Title 18 NYCRR - Ten Year Review
Amendment of 360-2.3(c)(3) of Title 18 - Self Attestation of Resources for Medicaid Applicants and Recipients
Statutory Authority:
SSL § 366-a(2)
Description of regulation:
This regulation allows self-attestation of resources for certain Medicaid applicants/recipients. This regulation needs to continue without modification.
Repeal existing subdivision (a) of Section 360-7.5 and Add New Subdivision (a) to Section 360-7.5 to Title 18 - Reimbursement of Paid Medical Expenses.
Statutory Authority:
The regulations reflect several federal and State court decisions: the federal district court orders in Greenstein v. Dowling (1994) and Carroll v. DeBuono (1998) and the New York State Court of Appeals decision in Seittelman v. Sabol (1998).
Description of regulation:
The regulations at 18 NYCRR 360-7.5(a) govern the circumstances in which direct reimbursement of paid medical bills may be made to eligible Medicaid or Family Health Plus recipients or their representatives. This regulation needs to continue without modification.

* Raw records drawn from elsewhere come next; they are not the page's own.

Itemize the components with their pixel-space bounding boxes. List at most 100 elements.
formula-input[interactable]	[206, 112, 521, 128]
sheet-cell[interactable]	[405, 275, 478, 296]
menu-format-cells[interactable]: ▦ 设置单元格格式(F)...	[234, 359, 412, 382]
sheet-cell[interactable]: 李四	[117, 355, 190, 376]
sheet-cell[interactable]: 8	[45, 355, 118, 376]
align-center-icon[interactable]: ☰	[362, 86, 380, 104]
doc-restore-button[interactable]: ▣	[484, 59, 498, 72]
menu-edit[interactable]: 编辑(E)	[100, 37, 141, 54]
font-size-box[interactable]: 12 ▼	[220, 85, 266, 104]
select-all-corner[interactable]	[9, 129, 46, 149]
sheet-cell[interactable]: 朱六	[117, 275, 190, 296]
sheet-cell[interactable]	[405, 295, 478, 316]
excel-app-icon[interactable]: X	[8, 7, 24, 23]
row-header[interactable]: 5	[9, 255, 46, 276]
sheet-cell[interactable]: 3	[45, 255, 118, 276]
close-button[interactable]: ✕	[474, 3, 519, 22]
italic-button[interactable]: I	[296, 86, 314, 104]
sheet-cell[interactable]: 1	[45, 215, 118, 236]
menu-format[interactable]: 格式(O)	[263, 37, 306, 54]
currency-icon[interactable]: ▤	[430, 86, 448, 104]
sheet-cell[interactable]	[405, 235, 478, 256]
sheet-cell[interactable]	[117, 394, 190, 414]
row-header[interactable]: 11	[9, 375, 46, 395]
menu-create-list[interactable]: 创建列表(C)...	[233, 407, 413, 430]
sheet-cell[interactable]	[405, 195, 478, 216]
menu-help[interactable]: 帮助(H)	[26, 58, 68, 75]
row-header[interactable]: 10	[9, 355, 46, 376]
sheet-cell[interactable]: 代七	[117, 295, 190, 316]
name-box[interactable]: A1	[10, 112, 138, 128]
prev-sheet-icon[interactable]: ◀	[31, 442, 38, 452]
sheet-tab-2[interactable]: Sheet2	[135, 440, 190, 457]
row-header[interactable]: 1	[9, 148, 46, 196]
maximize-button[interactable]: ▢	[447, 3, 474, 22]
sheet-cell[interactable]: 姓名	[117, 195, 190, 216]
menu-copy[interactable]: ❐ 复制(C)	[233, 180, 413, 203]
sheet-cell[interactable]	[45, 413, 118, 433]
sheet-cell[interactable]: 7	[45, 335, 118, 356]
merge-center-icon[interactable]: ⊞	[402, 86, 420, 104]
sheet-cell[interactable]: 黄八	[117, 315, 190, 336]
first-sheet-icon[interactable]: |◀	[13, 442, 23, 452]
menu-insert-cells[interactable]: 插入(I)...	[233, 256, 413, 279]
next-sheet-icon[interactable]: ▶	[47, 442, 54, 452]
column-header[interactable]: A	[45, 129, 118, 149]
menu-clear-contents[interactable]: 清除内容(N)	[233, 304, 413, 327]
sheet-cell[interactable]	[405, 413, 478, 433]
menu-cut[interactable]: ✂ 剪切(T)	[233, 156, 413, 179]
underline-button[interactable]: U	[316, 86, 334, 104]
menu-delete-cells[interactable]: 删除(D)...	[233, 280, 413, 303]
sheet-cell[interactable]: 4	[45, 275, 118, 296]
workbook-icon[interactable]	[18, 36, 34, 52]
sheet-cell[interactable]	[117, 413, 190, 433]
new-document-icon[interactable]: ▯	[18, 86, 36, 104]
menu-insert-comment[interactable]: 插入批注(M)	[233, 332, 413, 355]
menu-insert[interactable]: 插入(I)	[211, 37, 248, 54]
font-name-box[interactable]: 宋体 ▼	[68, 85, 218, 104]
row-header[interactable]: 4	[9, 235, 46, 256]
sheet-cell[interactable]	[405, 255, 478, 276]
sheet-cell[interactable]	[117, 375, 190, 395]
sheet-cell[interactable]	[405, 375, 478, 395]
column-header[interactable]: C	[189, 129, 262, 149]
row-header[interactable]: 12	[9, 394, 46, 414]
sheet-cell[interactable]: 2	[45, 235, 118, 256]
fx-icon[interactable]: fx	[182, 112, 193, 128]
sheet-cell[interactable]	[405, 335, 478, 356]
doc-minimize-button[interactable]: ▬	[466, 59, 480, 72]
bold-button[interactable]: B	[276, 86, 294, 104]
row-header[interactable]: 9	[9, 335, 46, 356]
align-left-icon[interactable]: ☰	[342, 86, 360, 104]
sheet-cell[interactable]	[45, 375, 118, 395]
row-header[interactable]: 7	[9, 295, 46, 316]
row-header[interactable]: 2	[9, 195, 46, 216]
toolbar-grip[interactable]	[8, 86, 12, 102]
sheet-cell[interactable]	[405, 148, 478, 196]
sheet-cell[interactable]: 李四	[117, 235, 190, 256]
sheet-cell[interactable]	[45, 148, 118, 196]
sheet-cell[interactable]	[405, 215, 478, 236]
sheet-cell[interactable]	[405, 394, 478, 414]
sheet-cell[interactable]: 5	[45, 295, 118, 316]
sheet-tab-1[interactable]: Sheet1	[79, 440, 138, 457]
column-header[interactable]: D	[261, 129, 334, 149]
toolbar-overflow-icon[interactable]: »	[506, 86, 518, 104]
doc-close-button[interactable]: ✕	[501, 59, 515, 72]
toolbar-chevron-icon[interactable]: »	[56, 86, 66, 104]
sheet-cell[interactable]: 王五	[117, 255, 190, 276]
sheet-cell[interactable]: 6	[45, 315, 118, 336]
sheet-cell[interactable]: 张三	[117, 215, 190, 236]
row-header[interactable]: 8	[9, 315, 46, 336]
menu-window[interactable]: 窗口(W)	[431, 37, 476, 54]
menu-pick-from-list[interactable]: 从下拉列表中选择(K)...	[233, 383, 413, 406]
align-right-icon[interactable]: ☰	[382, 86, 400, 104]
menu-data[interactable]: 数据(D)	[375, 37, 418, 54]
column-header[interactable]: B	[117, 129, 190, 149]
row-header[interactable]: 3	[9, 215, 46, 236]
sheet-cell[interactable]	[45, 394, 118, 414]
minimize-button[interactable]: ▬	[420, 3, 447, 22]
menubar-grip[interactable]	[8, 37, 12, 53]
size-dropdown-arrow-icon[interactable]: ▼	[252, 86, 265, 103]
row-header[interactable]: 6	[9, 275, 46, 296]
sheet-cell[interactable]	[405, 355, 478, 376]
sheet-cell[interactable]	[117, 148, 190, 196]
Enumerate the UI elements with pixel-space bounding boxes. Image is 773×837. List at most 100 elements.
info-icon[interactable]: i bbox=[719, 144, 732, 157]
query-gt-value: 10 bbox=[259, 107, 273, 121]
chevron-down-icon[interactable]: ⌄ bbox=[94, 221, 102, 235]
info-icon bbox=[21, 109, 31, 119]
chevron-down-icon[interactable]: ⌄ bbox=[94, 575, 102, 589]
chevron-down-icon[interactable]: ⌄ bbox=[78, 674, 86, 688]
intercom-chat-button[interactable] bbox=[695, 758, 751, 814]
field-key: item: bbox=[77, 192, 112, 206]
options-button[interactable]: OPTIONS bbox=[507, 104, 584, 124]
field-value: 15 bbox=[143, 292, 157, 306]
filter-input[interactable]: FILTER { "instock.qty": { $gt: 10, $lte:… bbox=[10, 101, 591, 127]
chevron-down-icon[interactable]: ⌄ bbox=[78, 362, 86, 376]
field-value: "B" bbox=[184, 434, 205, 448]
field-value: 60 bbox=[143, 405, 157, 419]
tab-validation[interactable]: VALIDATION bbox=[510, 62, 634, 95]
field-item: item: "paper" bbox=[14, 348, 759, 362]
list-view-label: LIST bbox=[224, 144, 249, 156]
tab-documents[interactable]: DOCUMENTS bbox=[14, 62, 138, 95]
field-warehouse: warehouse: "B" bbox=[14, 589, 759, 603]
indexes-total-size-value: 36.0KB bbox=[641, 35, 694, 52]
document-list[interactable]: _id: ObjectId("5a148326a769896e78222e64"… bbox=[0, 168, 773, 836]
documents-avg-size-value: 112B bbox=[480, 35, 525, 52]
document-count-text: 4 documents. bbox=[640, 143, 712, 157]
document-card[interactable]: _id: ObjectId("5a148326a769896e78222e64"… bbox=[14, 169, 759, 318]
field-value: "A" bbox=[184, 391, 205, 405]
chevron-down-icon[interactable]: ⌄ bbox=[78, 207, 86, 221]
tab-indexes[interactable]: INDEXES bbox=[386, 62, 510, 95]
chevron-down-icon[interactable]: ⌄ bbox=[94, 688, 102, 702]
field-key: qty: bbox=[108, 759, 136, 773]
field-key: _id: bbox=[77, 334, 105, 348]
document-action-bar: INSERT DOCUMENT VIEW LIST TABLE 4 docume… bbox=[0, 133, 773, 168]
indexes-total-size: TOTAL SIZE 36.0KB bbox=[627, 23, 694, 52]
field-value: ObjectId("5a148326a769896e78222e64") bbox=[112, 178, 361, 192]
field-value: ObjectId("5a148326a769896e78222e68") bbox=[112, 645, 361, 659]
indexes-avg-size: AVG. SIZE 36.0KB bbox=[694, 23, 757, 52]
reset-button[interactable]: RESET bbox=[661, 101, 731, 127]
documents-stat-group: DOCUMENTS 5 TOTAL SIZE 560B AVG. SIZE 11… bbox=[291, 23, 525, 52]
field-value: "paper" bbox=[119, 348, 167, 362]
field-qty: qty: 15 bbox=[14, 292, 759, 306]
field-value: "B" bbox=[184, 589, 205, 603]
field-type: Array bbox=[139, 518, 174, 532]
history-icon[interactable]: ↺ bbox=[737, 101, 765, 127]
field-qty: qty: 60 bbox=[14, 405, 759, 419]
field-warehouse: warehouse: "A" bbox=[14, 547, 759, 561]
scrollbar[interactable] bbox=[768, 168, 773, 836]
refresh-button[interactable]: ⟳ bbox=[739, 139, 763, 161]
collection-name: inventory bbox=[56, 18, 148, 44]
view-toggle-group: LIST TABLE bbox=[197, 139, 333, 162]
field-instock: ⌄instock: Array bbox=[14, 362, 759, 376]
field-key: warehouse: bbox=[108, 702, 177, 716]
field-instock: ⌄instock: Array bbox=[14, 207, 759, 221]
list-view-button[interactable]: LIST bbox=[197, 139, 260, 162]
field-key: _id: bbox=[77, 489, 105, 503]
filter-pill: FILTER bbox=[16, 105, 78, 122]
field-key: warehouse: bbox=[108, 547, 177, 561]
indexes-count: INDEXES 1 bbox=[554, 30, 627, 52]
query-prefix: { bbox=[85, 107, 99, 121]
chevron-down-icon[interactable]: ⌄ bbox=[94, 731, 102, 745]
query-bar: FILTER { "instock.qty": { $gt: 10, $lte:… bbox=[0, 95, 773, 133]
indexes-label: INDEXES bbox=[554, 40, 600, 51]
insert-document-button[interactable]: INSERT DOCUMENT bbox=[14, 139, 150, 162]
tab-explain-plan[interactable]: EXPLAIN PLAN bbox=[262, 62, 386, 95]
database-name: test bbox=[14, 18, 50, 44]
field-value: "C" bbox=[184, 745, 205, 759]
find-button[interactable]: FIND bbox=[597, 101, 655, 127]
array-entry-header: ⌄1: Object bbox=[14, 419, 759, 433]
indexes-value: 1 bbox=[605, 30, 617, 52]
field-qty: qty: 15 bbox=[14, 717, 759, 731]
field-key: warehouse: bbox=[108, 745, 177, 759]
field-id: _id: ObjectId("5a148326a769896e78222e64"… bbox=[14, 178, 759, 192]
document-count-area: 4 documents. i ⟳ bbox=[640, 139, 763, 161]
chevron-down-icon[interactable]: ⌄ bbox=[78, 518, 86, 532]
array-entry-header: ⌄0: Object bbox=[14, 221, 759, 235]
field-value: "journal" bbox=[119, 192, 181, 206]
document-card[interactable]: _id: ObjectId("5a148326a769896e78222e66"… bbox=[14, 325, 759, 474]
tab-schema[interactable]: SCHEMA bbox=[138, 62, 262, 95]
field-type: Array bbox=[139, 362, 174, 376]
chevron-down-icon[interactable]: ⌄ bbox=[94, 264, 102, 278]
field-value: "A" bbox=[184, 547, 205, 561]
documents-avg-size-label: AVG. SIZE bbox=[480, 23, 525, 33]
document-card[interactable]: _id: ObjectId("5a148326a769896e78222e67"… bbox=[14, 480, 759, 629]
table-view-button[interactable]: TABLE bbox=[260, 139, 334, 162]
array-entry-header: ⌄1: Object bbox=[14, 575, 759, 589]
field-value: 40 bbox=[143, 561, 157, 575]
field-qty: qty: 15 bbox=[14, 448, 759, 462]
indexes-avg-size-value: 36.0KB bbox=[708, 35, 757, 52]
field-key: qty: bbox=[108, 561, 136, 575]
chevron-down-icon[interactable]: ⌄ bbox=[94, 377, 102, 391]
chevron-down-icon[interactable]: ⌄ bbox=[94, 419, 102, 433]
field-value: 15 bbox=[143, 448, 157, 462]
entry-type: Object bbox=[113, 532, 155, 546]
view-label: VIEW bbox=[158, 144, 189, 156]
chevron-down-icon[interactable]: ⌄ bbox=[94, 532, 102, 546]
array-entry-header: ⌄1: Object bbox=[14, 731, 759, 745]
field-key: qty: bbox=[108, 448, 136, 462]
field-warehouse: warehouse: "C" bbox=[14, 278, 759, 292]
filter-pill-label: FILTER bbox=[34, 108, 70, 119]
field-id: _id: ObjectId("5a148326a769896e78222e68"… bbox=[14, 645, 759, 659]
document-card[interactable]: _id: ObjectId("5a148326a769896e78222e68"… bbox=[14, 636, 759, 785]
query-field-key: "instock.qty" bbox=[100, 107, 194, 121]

Amendment of Sections 486.4 and 493.2 of Title 18 - Adult Care Facility Operating Certificates
Statutory Authority:
SSL § 460(d)(4)
Description of the regulation:
The regulations were modified to extend the maximum period for which the Department of Health may suspend or limit an Operating Certificate without a hearing from 30 days to 60 days. This regulation should continue without modification.
Amendment of Section 505.14 of Title 18 - Personal Care Services
Statutory Authority:
SSL §§ 363-a(1) and 365-a(2)(e)
Description of the regulation:
The regulations were amended in December 2006 to repeal obsolete provisions of the Department’s Personal Care Services regulations at 18 NYCRR 505.14. The repealed provisions represent non-implementable content and obsolete content resulting from expired statutory authority and court decisions. Removal of content from the regulations that is not in effect makes the regulations accurate and consistent with current policy and procedures for the program’s operations. This regulation should continue without modification.
Title 18 NYCRR - Fifteen Year Review
Amendment to Section 505.14(b)(5)(v)(c)(1)-(10) of Title 18 - Personal Care Services
Statutory Authority:
SSL §§ 363-1(1), 363-a(2) and 365-1(2)(e)
Description of the regulation:
This section of the Personal Care Services regulations was amended to be compliant with a Mayer v. Wing court settlement; and, to help terminate the Mayer court’s jurisdiction over the Department in this case.
Consistent with State policy, the Mayer case stands for the general principle that social services districts cannot arbitrarily or capriciously reduce or discontinue Medicaid recipients’ personal care services. To the contrary, the districts must have a legitimate reason, grounded in law or regulation, to reduce or discontinue services. Further, the fair hearing notice must state the particular reason for the proposed reduction or discontinuance sufficient to apprise the recipient of the basis for the district’s action. The Mayer court also ordered that districts may not use so-called task-based assessment plans when authorizing personal care services for any recipient whom the district has determined needs 24 hour care. Under the 1997 settlement in this case, the Department agreed to adopt regulations by November 1, 2001, that substantially complied with the court’s various orders in this case. Although the regulations were new when added in 2001, their content should be familiar to all social services districts. The regulations essentially reiterate previous instructions that the Department issued to districts on the Mayer court order. This regulation should continue as modified by a recent Notice of Adoption.